La commission des Affaires étrangères de l'Assemblée nationale
a examiné le 23 juin le projet de loi autorisant la
ratification d'un traité entre la France, l'Espagne, l'Italie, les
Pays-Bas et le Portugal, portant création de la force de gendarmerie
européenne Eurogendfor.
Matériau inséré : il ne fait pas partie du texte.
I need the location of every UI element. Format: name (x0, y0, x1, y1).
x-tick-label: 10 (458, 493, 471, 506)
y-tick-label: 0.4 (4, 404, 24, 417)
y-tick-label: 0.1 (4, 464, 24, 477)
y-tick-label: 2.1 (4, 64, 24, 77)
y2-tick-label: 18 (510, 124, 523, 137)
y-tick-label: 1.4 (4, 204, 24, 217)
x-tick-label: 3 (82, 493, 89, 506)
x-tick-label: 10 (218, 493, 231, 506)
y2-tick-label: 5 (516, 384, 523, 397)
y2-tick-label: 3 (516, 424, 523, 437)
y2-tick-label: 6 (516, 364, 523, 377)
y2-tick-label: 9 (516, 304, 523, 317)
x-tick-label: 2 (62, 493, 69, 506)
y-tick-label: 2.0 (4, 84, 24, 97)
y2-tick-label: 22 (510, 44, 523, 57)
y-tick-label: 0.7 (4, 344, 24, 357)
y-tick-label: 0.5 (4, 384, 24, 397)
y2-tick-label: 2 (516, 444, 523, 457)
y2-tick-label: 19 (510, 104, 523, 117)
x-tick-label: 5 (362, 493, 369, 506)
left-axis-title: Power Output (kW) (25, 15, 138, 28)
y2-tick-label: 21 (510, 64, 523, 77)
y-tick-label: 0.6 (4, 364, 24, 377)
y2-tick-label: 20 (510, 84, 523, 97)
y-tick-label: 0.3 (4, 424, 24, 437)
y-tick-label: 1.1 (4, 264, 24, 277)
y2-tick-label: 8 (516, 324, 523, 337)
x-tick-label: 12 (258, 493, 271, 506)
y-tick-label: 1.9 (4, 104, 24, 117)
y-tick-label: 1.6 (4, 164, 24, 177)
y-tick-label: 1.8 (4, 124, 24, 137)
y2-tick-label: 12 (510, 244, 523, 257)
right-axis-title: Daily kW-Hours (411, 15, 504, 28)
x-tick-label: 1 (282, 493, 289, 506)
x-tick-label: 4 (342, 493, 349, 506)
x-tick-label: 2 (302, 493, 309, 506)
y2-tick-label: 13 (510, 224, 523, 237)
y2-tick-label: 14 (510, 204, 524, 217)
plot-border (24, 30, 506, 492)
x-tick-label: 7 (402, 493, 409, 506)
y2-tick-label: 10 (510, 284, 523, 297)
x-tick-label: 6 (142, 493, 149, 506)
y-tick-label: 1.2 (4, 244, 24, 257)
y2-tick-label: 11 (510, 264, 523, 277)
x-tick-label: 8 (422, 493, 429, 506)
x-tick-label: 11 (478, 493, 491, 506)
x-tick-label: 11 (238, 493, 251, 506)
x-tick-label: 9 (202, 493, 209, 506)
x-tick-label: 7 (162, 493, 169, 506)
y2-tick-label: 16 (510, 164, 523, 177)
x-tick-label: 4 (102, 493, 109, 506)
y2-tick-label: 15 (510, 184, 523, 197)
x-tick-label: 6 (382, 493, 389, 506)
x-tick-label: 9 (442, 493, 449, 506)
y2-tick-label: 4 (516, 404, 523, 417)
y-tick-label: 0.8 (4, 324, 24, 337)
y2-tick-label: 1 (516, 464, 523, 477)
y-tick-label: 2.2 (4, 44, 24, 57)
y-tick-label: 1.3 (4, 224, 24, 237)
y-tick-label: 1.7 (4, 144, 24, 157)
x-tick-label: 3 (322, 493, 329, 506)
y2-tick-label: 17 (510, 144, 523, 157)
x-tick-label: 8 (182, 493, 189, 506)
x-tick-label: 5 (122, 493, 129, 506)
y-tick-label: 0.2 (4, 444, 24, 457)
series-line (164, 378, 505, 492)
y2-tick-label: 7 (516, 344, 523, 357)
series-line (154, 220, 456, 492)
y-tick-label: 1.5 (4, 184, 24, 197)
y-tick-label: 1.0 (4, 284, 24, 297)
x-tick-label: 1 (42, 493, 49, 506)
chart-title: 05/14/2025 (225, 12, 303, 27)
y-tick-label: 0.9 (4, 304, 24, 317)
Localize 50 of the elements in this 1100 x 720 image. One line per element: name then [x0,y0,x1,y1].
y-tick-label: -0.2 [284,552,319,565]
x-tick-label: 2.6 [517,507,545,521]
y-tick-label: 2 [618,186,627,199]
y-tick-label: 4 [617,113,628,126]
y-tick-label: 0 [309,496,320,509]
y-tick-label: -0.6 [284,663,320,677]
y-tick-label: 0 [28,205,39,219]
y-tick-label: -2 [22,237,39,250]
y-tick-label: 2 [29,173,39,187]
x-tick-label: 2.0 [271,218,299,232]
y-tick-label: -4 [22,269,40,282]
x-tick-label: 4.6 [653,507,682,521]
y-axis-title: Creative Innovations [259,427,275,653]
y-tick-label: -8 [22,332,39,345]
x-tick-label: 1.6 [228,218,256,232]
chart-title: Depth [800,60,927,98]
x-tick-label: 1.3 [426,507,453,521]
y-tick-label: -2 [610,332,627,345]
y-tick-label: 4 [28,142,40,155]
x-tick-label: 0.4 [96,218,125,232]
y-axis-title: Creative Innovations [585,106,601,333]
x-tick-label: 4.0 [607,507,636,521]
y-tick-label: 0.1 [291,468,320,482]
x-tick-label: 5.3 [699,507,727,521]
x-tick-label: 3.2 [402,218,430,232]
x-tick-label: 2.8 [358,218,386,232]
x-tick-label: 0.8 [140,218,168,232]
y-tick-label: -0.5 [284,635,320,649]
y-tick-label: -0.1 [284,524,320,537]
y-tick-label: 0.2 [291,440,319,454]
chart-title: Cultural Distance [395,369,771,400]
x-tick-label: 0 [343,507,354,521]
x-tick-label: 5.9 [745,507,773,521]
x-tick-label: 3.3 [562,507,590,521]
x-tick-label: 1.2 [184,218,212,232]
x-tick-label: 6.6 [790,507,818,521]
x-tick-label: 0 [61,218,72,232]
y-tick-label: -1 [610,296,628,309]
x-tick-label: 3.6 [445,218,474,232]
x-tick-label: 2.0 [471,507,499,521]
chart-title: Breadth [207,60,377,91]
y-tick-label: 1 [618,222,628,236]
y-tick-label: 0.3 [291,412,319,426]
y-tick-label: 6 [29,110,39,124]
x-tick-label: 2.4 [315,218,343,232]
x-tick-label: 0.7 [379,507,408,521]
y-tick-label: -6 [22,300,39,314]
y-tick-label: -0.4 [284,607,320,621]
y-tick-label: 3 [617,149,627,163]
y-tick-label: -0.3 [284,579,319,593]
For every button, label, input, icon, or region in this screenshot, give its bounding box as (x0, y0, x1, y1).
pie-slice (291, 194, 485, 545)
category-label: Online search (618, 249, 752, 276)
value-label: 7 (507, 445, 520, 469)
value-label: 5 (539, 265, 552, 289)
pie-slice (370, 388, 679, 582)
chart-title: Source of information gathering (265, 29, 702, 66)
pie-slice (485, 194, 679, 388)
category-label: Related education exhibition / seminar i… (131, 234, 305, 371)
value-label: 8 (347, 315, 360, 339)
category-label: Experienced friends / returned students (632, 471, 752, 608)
Laquelle s'est choisi l'anglais comme langue de
travail, au risque de froisser Jacques Myard... D'autant que
« ce n'est la langue d'aucun des États
signataires ! » « Nos forces doivent
employer le français », a proclamé le député des Yvelines, qui
a prétendu « déposer un amendement en ce sens »,
fût-il irrecevable.
Tandis que Mme Élisabeth Guigou regrettait que cette force se
mette en place en marge des institutions de l'Union européenne, le
rapporteur Alain Néri a souligné que « le format restreint de
la coopération peut aussi être un gage de réactivité et
d'efficacité ».
Patrick Labaune s'est interrogé : « Avec le
rapprochement entre police et gendarmerie sous l'autorité unique du
ministère de l'Intérieur, faut-il comprendre que ce ministère devient
compétent pour des opérations extérieures ? » « J'ai
l'impression que le mieux serait encore de rattacher cette force au
ministère du tourisme ! », a même lancé Patrick
Balkany, sceptique. « Il est vrai qu'il ne s'agit que d'un
petit pas », a reconnu Axel Poniatowski, le président de la
commission des Affaires étrangères. « Néanmoins, lorsque cette
force de gendarmerie européenne est intervenue à Haïti après le
tremblement de terre, son action dans la lutte contre les pillards a
été très utile et appréciée. »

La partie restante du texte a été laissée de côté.